Еще одна монограмма Христа, нарисованная черным на голубом фоне. Справа и слева от монограммы — греческие буквы «альфа» и «омега». Символ и буквы окружены темно-синим венком. Среди усиков винограда, обвивающих цветы и листья, Джек разглядел еще несколько греческих букв, вписанных мелким шрифтом в общий рисунок. Чуть ниже венка был изображен небольшой крест с декоративными флеронами в армянском стиле. А под ним — два латинских слова — Domine Lumius.
— «Господь, мы придем», — перевел Джек. — Если не считать эту надпись и армянский крест, то перед нами копия еще одной известной мозаики, обнаруженной на Луллингстоунской вилле в Кенте, — ответил Джек. — По всей видимости, Эверет обожал римские виллы, построенные в Британии!

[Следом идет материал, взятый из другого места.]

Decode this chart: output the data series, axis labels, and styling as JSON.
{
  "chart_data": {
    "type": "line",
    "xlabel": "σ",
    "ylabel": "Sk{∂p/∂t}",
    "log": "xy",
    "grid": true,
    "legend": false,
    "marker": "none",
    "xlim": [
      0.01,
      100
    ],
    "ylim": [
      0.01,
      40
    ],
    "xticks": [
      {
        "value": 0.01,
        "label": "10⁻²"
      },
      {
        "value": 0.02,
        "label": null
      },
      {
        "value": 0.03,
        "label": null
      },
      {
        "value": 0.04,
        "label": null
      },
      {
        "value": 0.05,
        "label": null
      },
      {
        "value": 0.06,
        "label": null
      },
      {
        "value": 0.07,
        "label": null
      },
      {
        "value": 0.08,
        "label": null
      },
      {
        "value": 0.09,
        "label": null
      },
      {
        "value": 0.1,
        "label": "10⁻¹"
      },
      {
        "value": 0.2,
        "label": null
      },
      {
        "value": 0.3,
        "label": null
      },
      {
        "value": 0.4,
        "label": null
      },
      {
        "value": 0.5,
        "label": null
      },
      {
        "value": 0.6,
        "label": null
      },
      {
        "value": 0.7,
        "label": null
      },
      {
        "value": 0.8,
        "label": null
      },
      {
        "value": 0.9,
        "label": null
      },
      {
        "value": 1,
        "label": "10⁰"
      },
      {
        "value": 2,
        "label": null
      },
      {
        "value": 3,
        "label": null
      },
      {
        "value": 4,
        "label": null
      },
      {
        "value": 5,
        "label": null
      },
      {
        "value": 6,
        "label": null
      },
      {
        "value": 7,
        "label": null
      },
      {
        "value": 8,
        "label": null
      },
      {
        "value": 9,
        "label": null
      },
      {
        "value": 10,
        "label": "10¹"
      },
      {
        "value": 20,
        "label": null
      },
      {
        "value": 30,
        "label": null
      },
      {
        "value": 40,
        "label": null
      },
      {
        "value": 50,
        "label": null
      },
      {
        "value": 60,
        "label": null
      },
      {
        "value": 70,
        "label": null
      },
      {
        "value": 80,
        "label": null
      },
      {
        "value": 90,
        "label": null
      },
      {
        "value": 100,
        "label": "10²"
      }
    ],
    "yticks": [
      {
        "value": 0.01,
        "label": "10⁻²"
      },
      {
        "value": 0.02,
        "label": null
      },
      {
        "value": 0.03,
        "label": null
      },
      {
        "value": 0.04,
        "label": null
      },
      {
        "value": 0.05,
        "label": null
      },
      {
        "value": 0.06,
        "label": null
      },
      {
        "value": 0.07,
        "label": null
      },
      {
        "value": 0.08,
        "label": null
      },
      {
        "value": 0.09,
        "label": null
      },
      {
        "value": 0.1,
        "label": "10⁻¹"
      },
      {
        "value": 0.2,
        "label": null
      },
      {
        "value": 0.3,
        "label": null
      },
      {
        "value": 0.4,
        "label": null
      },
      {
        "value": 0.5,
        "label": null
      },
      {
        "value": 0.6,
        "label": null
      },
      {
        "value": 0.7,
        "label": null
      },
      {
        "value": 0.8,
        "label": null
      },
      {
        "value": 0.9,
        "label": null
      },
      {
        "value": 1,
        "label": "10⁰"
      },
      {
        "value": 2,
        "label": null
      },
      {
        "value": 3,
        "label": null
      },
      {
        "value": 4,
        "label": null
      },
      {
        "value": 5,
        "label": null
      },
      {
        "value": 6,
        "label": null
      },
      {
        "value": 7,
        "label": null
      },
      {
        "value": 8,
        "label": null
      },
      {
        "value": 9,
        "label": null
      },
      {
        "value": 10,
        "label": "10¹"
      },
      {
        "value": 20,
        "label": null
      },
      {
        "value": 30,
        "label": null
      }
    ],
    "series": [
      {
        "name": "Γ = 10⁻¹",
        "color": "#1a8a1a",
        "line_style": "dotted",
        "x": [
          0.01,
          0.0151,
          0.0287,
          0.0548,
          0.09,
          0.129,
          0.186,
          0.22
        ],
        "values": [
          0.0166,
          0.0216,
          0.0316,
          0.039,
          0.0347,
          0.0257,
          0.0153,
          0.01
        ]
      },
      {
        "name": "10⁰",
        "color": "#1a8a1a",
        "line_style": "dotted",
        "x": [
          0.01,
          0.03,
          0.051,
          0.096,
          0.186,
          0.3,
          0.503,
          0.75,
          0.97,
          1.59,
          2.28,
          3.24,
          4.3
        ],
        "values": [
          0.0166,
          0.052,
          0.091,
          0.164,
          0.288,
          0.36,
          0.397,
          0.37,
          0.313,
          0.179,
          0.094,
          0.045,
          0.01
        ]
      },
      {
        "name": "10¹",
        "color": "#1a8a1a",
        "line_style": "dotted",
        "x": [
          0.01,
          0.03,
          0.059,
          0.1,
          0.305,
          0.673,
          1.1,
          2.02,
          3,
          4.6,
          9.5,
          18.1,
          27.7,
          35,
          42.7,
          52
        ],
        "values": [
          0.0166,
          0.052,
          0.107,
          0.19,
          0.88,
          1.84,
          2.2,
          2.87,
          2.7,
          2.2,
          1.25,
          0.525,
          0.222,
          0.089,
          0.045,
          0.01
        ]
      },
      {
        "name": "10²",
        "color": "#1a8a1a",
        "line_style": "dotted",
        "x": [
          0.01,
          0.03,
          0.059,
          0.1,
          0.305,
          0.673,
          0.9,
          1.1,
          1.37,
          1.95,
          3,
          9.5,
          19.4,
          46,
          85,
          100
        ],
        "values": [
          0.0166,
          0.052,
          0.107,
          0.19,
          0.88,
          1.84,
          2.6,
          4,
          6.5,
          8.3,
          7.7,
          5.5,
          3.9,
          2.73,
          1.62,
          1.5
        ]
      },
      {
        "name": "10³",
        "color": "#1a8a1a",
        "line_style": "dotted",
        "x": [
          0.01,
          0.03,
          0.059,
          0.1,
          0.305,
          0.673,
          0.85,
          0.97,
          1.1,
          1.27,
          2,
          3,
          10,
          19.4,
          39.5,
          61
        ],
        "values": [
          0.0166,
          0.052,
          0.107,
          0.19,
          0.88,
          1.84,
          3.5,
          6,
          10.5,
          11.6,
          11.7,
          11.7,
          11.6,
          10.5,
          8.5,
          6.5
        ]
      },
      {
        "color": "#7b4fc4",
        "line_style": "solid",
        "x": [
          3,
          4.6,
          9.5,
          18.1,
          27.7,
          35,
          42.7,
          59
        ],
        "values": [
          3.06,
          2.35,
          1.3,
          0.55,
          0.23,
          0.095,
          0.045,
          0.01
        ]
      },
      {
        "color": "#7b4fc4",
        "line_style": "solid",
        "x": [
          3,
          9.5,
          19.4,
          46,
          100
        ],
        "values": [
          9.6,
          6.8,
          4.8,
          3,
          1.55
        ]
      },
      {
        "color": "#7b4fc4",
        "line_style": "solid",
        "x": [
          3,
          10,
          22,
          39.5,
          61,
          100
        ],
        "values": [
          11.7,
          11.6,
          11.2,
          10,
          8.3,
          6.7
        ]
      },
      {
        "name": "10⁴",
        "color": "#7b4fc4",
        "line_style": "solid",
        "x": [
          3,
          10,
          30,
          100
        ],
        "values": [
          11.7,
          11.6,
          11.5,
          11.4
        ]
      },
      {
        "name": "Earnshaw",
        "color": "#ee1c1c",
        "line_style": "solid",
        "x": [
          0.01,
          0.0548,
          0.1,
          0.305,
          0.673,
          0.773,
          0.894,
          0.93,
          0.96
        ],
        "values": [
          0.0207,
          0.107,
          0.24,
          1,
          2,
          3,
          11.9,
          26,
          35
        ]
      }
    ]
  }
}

— Еще как! — подтвердил Морган. — Не только мозаика приковывает внимание, но и то, как гармонично вписано искусство в окружающую природу. Эверет хотел показать искусство в изначальном контексте, так же как и Гетти. Но если Гетти черпал вдохновение в Геркулануме, то Эверет — в археологических раскопках XIX века на территории Англии. А именно в римско-британской культуре и древнем христианстве, которым увлекся еще в молодые годы. Он догадался, что первые британские христиане поклонялись Богу в частных домах, на виллах, возможно, такие же ритуалы совершались в Геркулануме. Эверет назвал эту комнату scholarium — учебным залом. Не церковью, не молельней, а именно учебным залом. Здесь люди могли собираться и читать Евангелие. Но в комнате не было кафедры проповедника, вообще никакого специального места для священника.
— Может быть, в этом зале он собирался однажды раскрыть свою тайну, — предположил Костас.
Джереми, все время задумчиво молчавший, вдруг тихо сказал:
— По-моему, это доказывает нелепость многовекового конфликта между разными вероисповеданиями: между римской церковью и пелагианством, между католиками и протестантами. Здесь, в католическом монастыре на калифорнийских холмах, Эверет нашел место, где мог открыто говорить о своих религиозных убеждениях, приблизиться к Иисусу и его учению, как никогда и нигде раньше.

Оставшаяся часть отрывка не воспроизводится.